Pakistan’s 2022 floods: The case study
In the summer of 2022, Pakistan faced one of its most catastrophic floods ever, with a perfect storm of high temperatures, glacier melt, and relentless monsoon rains. Over 30 million people were affected, with more than 20 million needing humanitarian help. But amidst the chaos, there’s a silver lining: this flood event provided researchers with valuable data to improve flood prediction and response systems.
The researchers used a powerful flood model to analyze this event, comparing predictions with actual satellite data. Their goal? To see how well their model could forecast flood extents and help us better understand future risks. They even factored in whether flood defences, like dams and levees, made a difference. The results showed that while the model did a good job in some areas, it missed others—especially in regions with weaker flood protection.
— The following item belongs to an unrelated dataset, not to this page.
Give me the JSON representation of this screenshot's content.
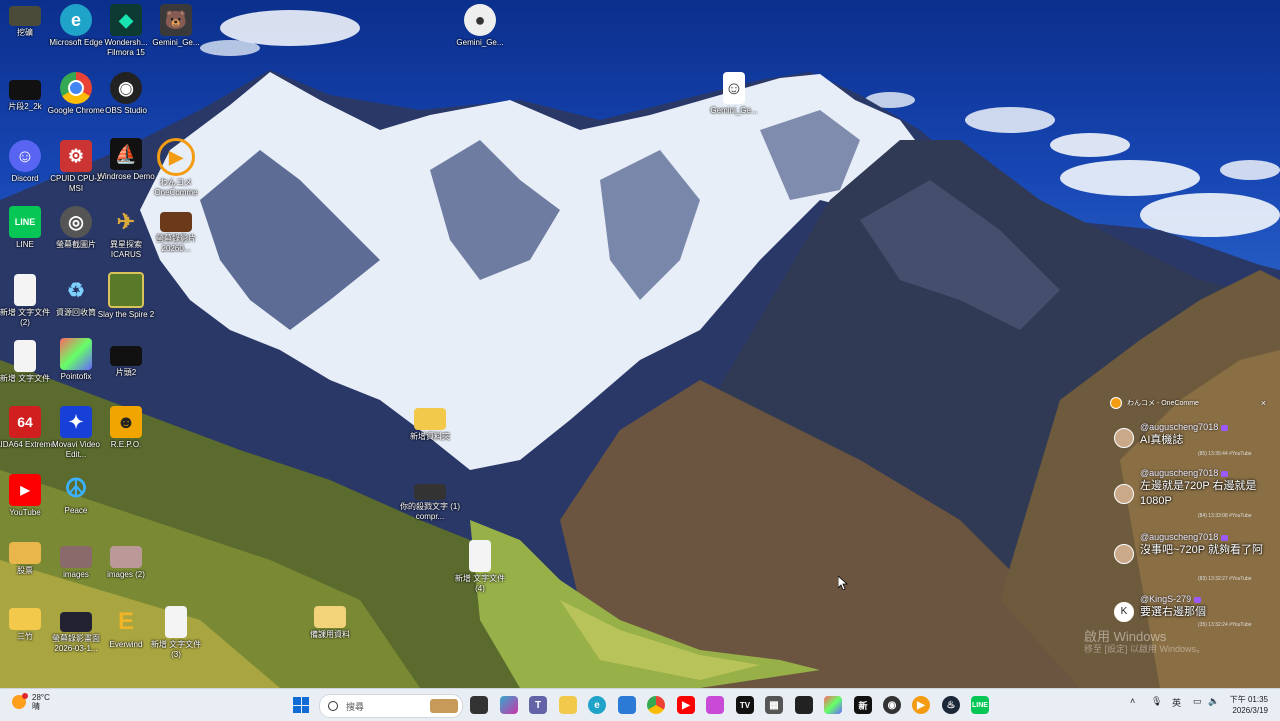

Predicting the impact on displacement
Using data from Sindh Province, where millions were displaced, the team calibrated their model to see how flooding directly impacts population displacement. By plugging in real-world population and flood data, the model estimated how many people would be forced from their homes depending on how deep the water got. The model was then used to predict future flood impacts, not just for the 2022 disaster but also for potential floods in 2023.
On impact-based forecasting
The study didn’t stop with the 2022 floods—it also explored how well the model could predict future floods and their impact. During the 2023 monsoon season, the researchers used river discharge forecasts to predict possible displacement from floods in real-time. The results were striking: in one scenario, up to 255,000 people could be displaced without flood protection. By considering uncertainty and various flood models, the team is better equipped to give early warnings and help vulnerable populations prepare.
Final reflections:
The model presented in this paper turns river flow data into actionable flood maps with impressive speed and global reach. This could definitely revolutionise disaster preparedness. Imagine governments and humanitarian organizations receiving early warnings that pinpoint not just the flood zones but also the communities at risk, allowing for pre-emptive evacuations, resource allocation, and life-saving interventions. By integrating this model with real-time data, humans could move from reacting to disasters to anticipating them, transforming flood management from a scramble for aid into a coordinated response that minimizes loss and disruption.